Obama vs. BushIt’s a little more difficult to assess how Obama performed against Bush in the 2008 election because we don’t have official results for that. Nevertheless, the exit polls provide some very clear and striking information on that subject.
Those
exit polls (See page 6) show that John McCain was vastly more popular than George Bush. Aside from the fact that only 27% of voters approved of George Bush’s job performance, almost all of McCain’s support in the 2008 election came from voters who believed that he would NOT continue George Bush’s policies. Among voters who thought that McCain would continue Bush’s policies, McCain received only 8% of the vote. But among voters who thought that McCain would NOT continue Bush’s policies, McCain received 85% of the vote. In other words, what little support McCain received in the 2008 election came from voters who thought of him as “McCain the Maverick”, not as someone who voted for Bush’s policies more than 90% of the time –
which he did.
A reasonably accurate measure of voter support for Obama’s vs. Bush’s policies (the policies that most Congressional Republicans favor) comes from voters who believed that McCain would continue Bush’s policies. Those voters composed about one half of the electorate, and they voted for Obama overwhelmingly – 90% to 8%. Never in American history has there been a landslide in a presidential election of anywhere near those proportions. In order to avoid such a landslide, “McCain the Maverick” had to convince about half of the electorate that he would NOT continue Bush’s policies.
Historians say Bush presidency was an abject failureFor those Congressional Republicans who aren’t influenced by the near total repudiation of Bush’s policies by American voters, maybe they should consider what historians have to say on the subject. American Historians have a broader knowledge and understanding of American history than do most Americans, and so they should be better able to put the Bush presidency in proper perspective than are most other Americans.

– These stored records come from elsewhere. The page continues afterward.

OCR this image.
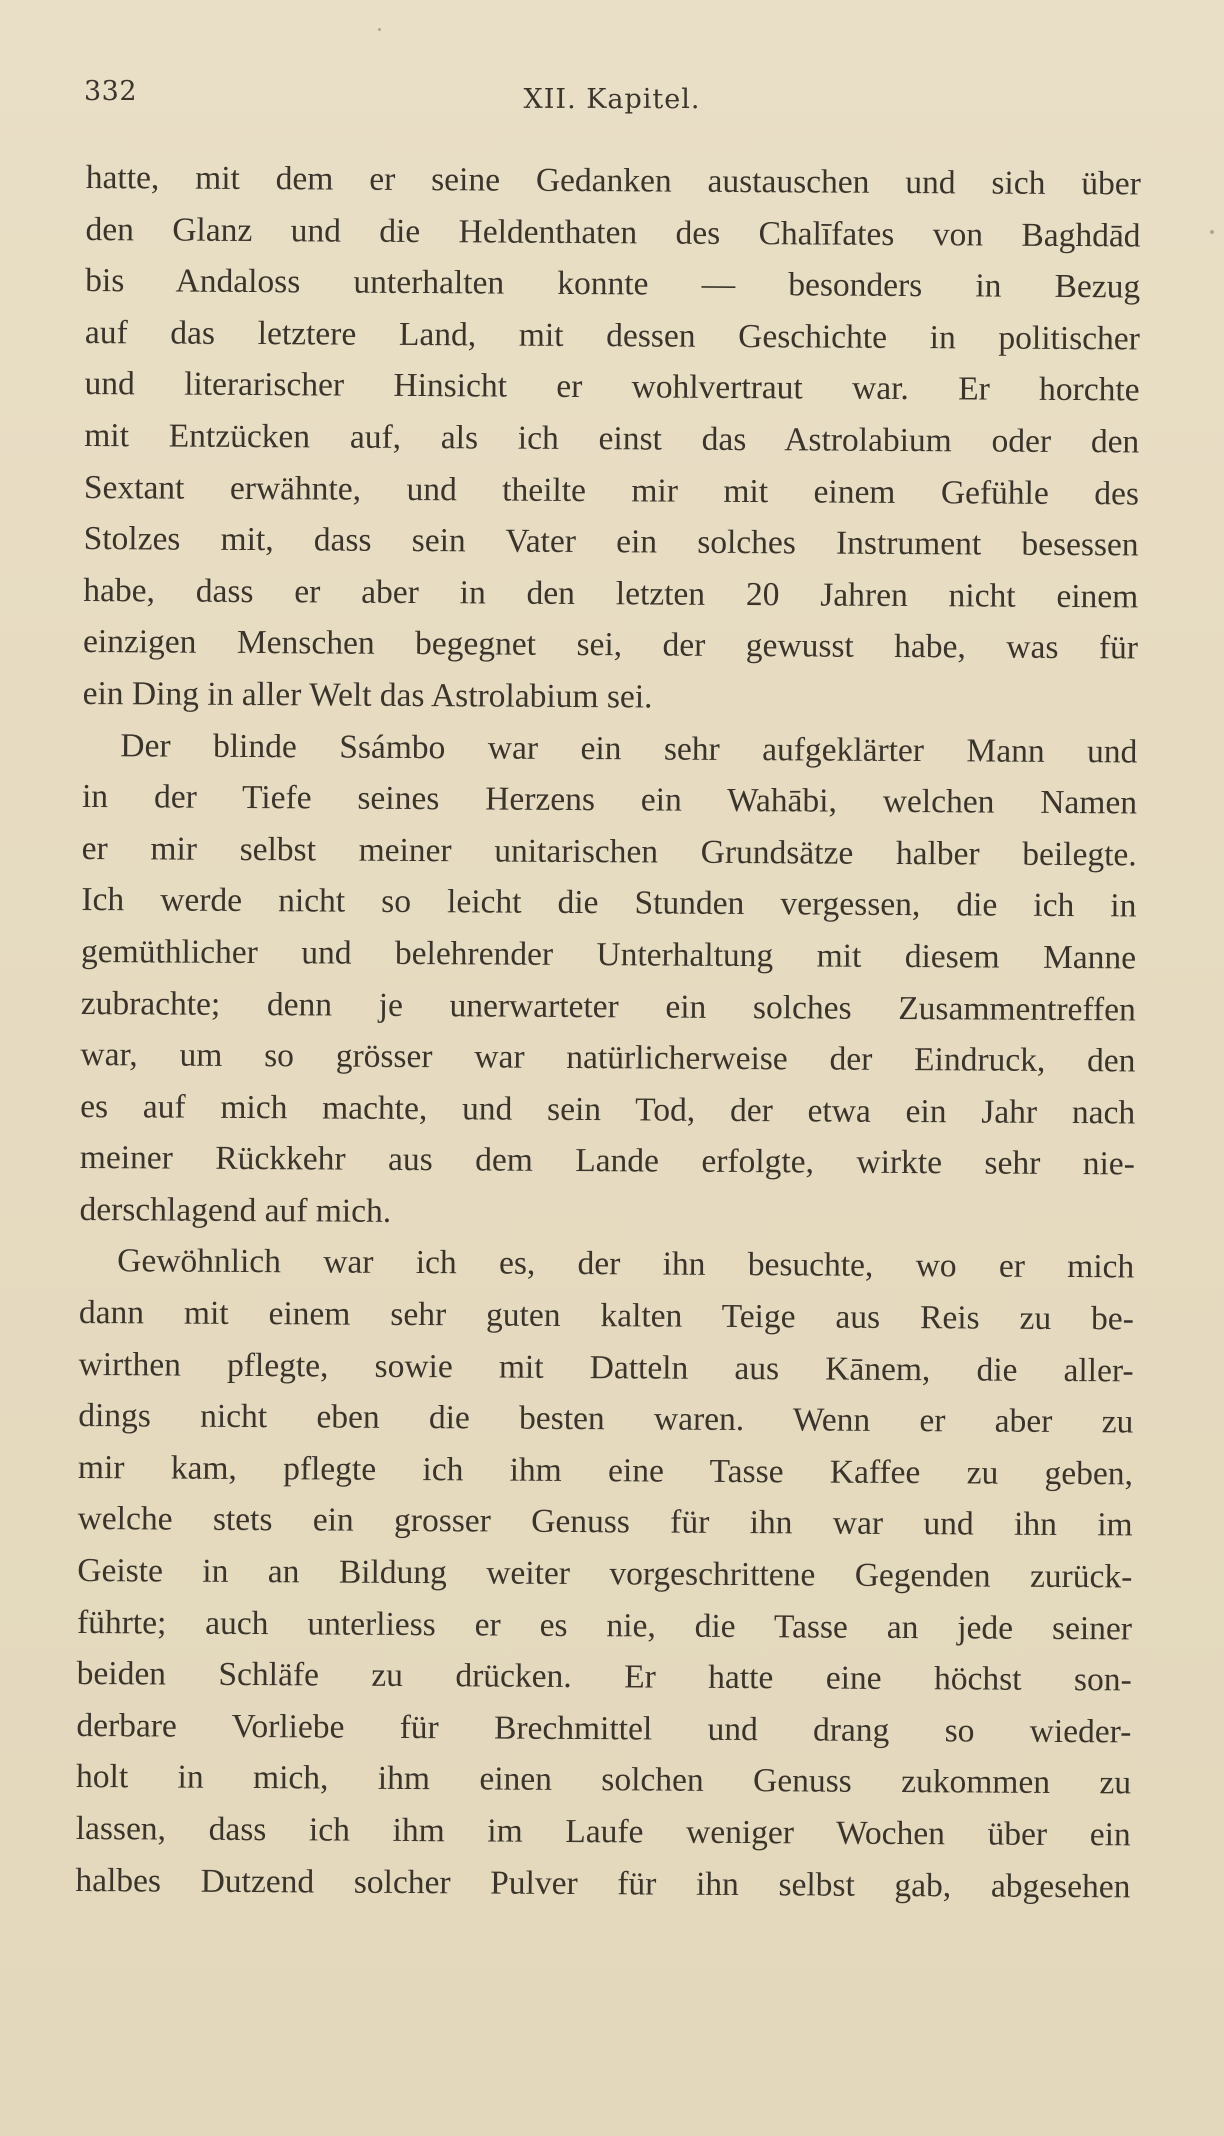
332	XII. Kapitel.
hatte, mit dem er seine Gedanken austauschen und sich über
den Glanz und die Heldenthaten des Chalīfates von Baghdād
bis Andaloss unterhalten konnte — besonders in Bezug
auf das letztere Land, mit dessen Geschichte in politischer
und literarischer Hinsicht er wohlvertraut war. Er horchte
mit Entzücken auf, als ich einst das Astrolabium oder den
Sextant erwähnte, und theilte mir mit einem Gefühle des
Stolzes mit, dass sein Vater ein solches Instrument besessen
habe, dass er aber in den letzten 20 Jahren nicht einem
einzigen Menschen begegnet sei, der gewusst habe, was für
ein Ding in aller Welt das Astrolabium sei.
Der blinde Ssámbo war ein sehr aufgeklärter Mann und
in der Tiefe seines Herzens ein Wahābi, welchen Namen
er mir selbst meiner unitarischen Grundsätze halber beilegte.
Ich werde nicht so leicht die Stunden vergessen, die ich in
gemüthlicher und belehrender Unterhaltung mit diesem Manne
zubrachte; denn je unerwarteter ein solches Zusammentreffen
war, um so grösser war natürlicherweise der Eindruck, den
es auf mich machte, und sein Tod, der etwa ein Jahr nach
meiner Rückkehr aus dem Lande erfolgte, wirkte sehr nie-
derschlagend auf mich.
Gewöhnlich war ich es, der ihn besuchte, wo er mich
dann mit einem sehr guten kalten Teige aus Reis zu be-
wirthen pflegte, sowie mit Datteln aus Kānem, die aller-
dings nicht eben die besten waren. Wenn er aber zu
mir kam, pflegte ich ihm eine Tasse Kaffee zu geben,
welche stets ein grosser Genuss für ihn war und ihn im
Geiste in an Bildung weiter vorgeschrittene Gegenden zurück-
führte; auch unterliess er es nie, die Tasse an jede seiner
beiden Schläfe zu drücken. Er hatte eine höchst son-
derbare Vorliebe für Brechmittel und drang so wieder-
holt in mich, ihm einen solchen Genuss zukommen zu
lassen, dass ich ihm im Laufe weniger Wochen über ein
halbes Dutzend solcher Pulver für ihn selbst gab, abgesehen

I posted about this recently, but it bears repeating in the context of this post. A
poll of 109 historians was conducted by George Mason University’s History News Network in April 2008 – prior to the worst of our current recession/depression. In that poll, 107 historians rated the Bush presidency a failure, and 2 rated it a success, as depicted in this graph:
In that same poll, 61% of historians rated Bush the worst U.S. President
ever, and only 4% rated him in the top 30 (including 2% who rated him a failure). Those figures are depicted in this graph:
The bottom lineIf Republican Congresspersons want to vote against the plans of President Obama and Democrats in Congress to put our country back together again, that’s their right. But to whine and complain and rage that their ideas aren’t being taken seriously enough is highly disingenuous or just plain childish. Their policies have been tried for eight long years. Those policies and the president who championed them have been utterly repudiated by the American people. They have been even more thoroughly repudiated by American historians. The evidence shows that had our country not passed the 22nd Amendment to our Constitution, and had George Bush decided to run for a third term, he would have been trounced by Barack Obama far worse than was John (“Maverick”) McCain, and very possibly would have suffered the worst landslide in a presidential election in U.S. history.
These people really don’t deserve to be taken seriously, and certainly they should not be allowed to obstruct serious efforts to put our country back together again.